The night was young.
The winds were ice cold.
The settlement of huts, protected within fences made of dried wood and loose stones, stood isolated within the meadow. The fire-torches had been put out intentionally; word was that a Hayacree platoon had been spotted not too far away.
A tiny lamp flickered inside one of the huts, barely revealing the family of four and the outsider. The mother huddled with her little girl inside a thick blanket, choosing to stay in the dark corner.
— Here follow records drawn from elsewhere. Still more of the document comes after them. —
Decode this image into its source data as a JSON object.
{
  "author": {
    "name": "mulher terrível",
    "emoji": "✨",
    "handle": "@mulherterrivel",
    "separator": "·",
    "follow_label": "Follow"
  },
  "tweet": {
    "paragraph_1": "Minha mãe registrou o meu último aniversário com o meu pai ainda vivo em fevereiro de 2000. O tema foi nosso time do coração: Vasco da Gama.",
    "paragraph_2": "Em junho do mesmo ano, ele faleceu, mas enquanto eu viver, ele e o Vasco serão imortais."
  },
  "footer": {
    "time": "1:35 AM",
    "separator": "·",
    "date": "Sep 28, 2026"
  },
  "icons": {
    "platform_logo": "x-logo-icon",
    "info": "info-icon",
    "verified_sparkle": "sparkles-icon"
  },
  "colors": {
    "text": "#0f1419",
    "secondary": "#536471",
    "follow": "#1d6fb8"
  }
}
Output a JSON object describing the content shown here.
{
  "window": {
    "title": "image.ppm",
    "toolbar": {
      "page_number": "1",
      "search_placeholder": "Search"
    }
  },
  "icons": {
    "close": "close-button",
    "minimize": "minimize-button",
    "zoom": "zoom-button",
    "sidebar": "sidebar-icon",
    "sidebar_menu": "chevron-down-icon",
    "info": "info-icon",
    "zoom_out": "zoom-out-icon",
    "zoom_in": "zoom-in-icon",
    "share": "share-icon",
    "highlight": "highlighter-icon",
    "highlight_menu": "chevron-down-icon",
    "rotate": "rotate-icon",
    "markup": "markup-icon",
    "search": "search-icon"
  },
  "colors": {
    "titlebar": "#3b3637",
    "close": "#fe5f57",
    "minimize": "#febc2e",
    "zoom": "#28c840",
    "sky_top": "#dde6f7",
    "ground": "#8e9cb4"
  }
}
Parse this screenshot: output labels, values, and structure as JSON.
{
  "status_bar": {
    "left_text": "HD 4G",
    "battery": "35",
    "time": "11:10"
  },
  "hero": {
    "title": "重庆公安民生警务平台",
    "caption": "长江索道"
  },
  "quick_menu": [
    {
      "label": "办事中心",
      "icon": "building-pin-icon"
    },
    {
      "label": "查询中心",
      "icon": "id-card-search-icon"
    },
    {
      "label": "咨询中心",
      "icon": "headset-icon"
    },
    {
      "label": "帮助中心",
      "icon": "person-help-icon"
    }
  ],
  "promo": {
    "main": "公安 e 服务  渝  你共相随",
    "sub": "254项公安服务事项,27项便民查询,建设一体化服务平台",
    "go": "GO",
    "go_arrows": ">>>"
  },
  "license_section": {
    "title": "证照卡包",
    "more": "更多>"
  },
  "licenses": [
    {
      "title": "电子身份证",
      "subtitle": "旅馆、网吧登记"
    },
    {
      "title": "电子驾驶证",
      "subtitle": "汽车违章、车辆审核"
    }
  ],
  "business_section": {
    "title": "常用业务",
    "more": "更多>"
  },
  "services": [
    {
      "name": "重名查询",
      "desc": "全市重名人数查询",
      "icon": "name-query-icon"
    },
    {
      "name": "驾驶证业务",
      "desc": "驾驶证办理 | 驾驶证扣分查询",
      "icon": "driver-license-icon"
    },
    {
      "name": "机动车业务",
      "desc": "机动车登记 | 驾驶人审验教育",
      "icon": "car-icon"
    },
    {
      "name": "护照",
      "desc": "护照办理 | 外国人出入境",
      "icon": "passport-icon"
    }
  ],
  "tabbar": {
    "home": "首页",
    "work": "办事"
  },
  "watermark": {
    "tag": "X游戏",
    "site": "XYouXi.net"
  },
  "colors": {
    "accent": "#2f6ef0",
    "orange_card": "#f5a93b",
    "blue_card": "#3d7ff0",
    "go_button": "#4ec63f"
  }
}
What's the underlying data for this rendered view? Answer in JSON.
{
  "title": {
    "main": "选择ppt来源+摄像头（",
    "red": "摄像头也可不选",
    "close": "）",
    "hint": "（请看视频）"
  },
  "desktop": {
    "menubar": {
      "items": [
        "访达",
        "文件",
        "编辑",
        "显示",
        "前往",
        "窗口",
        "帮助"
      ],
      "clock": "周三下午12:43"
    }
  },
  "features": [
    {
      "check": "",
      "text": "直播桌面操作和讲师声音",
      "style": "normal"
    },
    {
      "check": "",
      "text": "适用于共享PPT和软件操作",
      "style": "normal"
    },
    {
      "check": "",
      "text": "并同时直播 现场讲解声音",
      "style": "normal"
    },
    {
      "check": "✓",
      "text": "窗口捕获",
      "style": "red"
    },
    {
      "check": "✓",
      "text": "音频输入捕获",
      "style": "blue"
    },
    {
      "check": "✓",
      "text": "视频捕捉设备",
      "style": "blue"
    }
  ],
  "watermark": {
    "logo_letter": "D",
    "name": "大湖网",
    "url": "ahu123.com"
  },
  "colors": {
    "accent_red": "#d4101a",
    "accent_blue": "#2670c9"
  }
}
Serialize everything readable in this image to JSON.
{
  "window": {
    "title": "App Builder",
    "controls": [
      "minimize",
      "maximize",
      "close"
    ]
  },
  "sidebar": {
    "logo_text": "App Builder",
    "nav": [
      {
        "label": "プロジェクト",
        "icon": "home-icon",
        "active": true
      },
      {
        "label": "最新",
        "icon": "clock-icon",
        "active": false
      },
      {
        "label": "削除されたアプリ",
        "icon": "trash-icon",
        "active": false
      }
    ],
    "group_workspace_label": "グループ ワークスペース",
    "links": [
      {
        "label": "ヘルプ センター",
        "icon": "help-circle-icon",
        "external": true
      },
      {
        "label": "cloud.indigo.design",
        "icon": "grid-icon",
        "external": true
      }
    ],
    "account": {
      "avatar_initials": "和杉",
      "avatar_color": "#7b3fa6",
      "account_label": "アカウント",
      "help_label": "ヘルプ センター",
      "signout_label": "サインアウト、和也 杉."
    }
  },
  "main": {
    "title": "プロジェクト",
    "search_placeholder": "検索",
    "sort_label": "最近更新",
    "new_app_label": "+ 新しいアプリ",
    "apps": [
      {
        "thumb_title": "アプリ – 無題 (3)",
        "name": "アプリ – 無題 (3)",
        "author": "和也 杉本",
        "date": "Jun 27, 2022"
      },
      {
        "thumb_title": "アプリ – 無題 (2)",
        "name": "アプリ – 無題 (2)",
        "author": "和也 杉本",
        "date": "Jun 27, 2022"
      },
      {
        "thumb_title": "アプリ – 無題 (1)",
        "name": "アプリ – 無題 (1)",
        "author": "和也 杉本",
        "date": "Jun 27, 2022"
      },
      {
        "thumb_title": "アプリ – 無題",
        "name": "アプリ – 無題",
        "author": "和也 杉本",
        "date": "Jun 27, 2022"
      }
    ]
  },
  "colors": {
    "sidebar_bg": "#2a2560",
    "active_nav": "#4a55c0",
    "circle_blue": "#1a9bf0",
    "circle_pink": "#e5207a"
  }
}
The teenager and the father, wearing thick tunics, sat closest to the lamp facing Arjuna.
“Avanti does not care for us, but they don’t harm us either,” said Ballum, the father.
The teenager, however, did not hold back his words. “That’s only because they find their virgins here,” he hissed.
“Kasan!” the mother warned from the darkness behind.
“He speaks no lie,” Ballum reasoned in a gentle voice.
The boy continued. “Raja Suraathana is nothing but a eunuch who lives off the glory of his forefathers. Avanti’s riders and soldiers work for their lords now, pimping their way around and harassing villagers like us,” and he took a brief pause, his gaze dropped to the flickering light. “I want to be a fighter like you. I must become capable of protecting my sister.”
Arjuna chose to remain silent.
“We save that for another time, Kasan. A bigger threat awaits us tonight,” Ballum said and then turned to Arjuna. “You have fifty-seven men, and what I saw were close to a hundred of the Hayacree, or maybe even more. Tell me the truth, stranger: what are our chances?”
Arjuna gestured Ballum to stop, his ears straining to catch the faintest of sounds.
His eyes met Ballum’s.
“They are here,” he said, and then stubbed out the burning wick with his fingers.